Prisão definitiva de Bolsonaro expõe racha na família e na direita para 2026

A prisão definitiva de Jair Bolsonaro, consumada na noite de 25 de novembro de 2025, encerra um ciclo político e inaugura outro, muito mais incerto. Condenado a vinte e sete anos e três meses, o ex-presidente deixou de ser, de uma só vez, o maior ícone de resistência para sua base e o principal réu de um processo que marcou o Judiciário. Com o trânsito em julgado das condenações por tentativa de golpe e organização criminosa, não há mais espaço para recursos. Assim, a prisão preventiva se converteu automaticamente em pena definitiva — e Bolsonaro passou a noite na mesma cela da Polícia Federal em Brasília que já recebeu alguns de seus adversários políticos.

A reação mais contundente, porém, não veio das ruas, nem dos quartéis, nem do Congresso. Veio de dentro da própria família. Carlos Bolsonaro, historicamente o guardião da ala ideológica mais dura do bolsonarismo, rompeu o silêncio e disparou uma sequência de mensagens que soaram como um chamado para guerra interna. Ele classificou como “absurdo político” o fato de aliados estarem discutindo a sucessão de 2026 enquanto “o corpo político do pai ainda estava quente na prisão”. Para Carlos, falar em novos candidatos com Bolsonaro preso é equivalente a assinar antecipadamente o atestado de óbito do movimento.

O incômodo tem um alvo claro: o pragmatismo de lideranças como Valdemar Costa Neto e até mesmo o irmão Flávio Bolsonaro, que participaram de encontros reservados para debater caminhos do PL e possíveis candidaturas. Governadores, senadores e deputados que ontem juravam fidelidade eterna agora calculam minutos de televisão, fundos eleitorais e alianças viáveis. Tarcísio de Freitas ressurge como opção quase óbvia, seguido de perto por Michelle Bolsonaro — que, segundo aliados, sentiu-se traída ao perceber movimentações que a colocavam como figura secundária no projeto. A família, que por anos funcionou como um bloco unificado, começa a se quebrar justamente no momento em que mais precisaria de coesão.
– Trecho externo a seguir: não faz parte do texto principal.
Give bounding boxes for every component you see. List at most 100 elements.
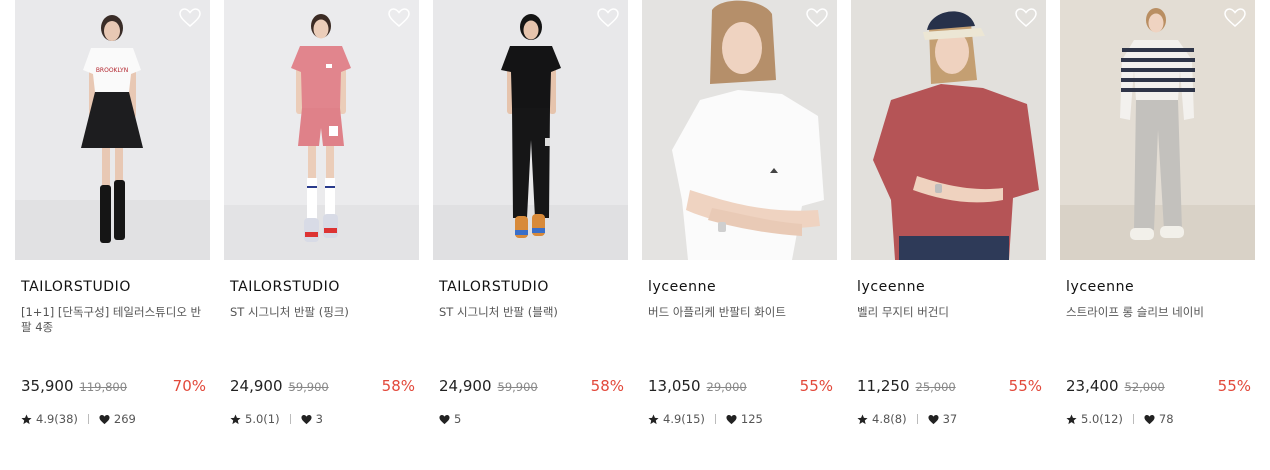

Carlos tenta comparar a situação do pai à prisão de Lula em 2018, mas inverte o roteiro: enquanto o PT transformou cada dia de cadeia em combustível para construir a resiliência eleitoral, parte da direita parece ansiosa para virar a página. Para Carlos, aceitar a prisão de Bolsonaro como um fato consumado é entregar, de bandeja, todo o capital político a uma “direita domesticada”, disposta a tolerar o que ele define como “enterrar vivo” o pai. A expressão, repetida por ele mais de uma vez, evidencia mágoa, desconfiança e sensação de traição.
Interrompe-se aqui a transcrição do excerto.